Y ahí fue cuando China dijo, un momento, antes de que se lo queden los británicos, nos lo quedamos nosotros. Ingleses y chinos comenzaron a pegarse por el Tíbet, hasta que alcanzaron un acuerdo. Dijeron los británicos a China, vale, tú te quedas con el Tíbet y a cambio me firmas un jugoso acuerdo comercial. Por supuesto, sin preguntar a los tibetanos qué opinaban. Desde entonces Pekín consideró el Tíbet como propio, hasta que llegó Mao Tse Tung aquel 7 de octubre y puso la guinda al pastel. Envió al Ejército Rojo, se empeñó en acabar con el dirigismo religioso e impuso la Revolución Cultural. Y hasta hoy. Dice un proverbio tibetano que, aun sin armas, Buda puede derrotar al más grande enemigo. Lo que pasa es que se toma su tiempo.

Batalla de Trafalgar

Qué tremendo palizón nos dieron. Fue el 21 de octubre de 1805 en Trafalgar, frente a las costas de Cádiz. De un lado nosotros, luchando junto a los franceses, pero sin saber exactamente qué hacíamos allí; y del otro, los británicos, avanzando como posesos con cien cañones por banda y el almirante Nelson arengando a sus chicos con aquello de «Inglaterra espera que cada hombre cumpla con su deber». La batalla de Trafalgar, orgullo de los británicos y vergüenza de los franceses, lo único que nos sugiere a los españoles es qué demonios hacíamos metidos en aquel fregado.

En 1805 los españoles éramos aliados de los franceses. De mala gana, pero lo éramos. Así que cuando el Bonaparte nos pidió ayuda para enfrentarse a los británicos, allá que fuimos, aun sabiendo que nos iban a dar la del pulpo. No era nuestra guerra, no nos incumbía. El asunto andaba entre ellos, embroncados por los continuos intentos de Napoleón para que los británicos hablaran francés.

Trafalgar no fue una batalla al uso. Es decir, lo normal es que una flota se pusiera en línea y enfrente de la otra, y todos se liaran a cañonazos a ver cuántos navíos hundían. Pero el almirante inglés utilizó una estrategia que él llamaba el «toque Nelson» y que en realidad era un ataque a lo bestia. Hay que imaginar a la flota combinada franco-española colocada en línea y esperando un ataque de los de toda la vida de Dios, cuando vieron acercarse a la flota británica en plan kamikaze, dividida en dos columnas que avanzaban sin intención de pararse. La estrategia era romper la línea enemiga en tres partes y provocar el desbarajuste.
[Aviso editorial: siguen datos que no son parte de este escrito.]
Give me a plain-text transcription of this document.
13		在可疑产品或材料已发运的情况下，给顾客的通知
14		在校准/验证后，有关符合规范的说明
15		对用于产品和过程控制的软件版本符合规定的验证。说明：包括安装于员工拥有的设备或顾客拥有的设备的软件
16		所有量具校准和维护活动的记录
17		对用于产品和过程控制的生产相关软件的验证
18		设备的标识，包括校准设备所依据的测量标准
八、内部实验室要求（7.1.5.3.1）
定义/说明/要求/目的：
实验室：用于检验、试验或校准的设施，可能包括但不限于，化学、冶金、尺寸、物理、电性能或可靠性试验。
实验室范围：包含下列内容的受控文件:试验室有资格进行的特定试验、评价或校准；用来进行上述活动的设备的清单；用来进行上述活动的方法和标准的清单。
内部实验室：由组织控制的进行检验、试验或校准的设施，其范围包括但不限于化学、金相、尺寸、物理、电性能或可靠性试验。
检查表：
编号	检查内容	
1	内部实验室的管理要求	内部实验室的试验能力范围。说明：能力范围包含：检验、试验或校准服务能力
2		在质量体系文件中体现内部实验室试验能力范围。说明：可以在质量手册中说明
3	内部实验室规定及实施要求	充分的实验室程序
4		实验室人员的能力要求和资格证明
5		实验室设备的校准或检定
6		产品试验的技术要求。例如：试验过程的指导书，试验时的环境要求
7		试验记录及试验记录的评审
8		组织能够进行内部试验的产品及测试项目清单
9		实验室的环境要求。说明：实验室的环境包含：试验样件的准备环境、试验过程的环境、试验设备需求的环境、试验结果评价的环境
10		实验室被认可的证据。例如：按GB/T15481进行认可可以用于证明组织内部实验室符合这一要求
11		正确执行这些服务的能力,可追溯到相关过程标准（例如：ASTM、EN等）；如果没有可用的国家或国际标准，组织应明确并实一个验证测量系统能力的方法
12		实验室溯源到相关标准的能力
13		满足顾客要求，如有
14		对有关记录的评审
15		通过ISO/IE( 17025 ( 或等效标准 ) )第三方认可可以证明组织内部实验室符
Un ataque así era suicida, porque durante el avance y antes de partir la flota enemiga, las dos escuadras inglesas estaban expuestas al cañoneo indiscriminado. Pero eso estaba dentro de los planes. Al final, ya saben, ganaron los ingleses, pero conste que Nelson fue un héroe a nuestra costa y que en Londres tienen Trafalgar Square gracias a nosotros.

Batalla de Milvio

El 28 de octubre de hace la tira de años, el romano Constantino, que aún no era el Grande, era Constantino a secas, tuvo un sueño. Vio en el cielo dos signos, una X y una P superpuestas, mientras una voz machacona le decía «con este símbolo vencerás». Cuando despertó el 28 de octubre del año 312, Constantino grabó aquel monograma en sus armas y se fue tan contento a entablar la famosa batalla del puente Milvio contra otro romano, Majencio. Y ganó. El imperio cristiano estaba a punto de pegarle un codazo a la Roma imperial.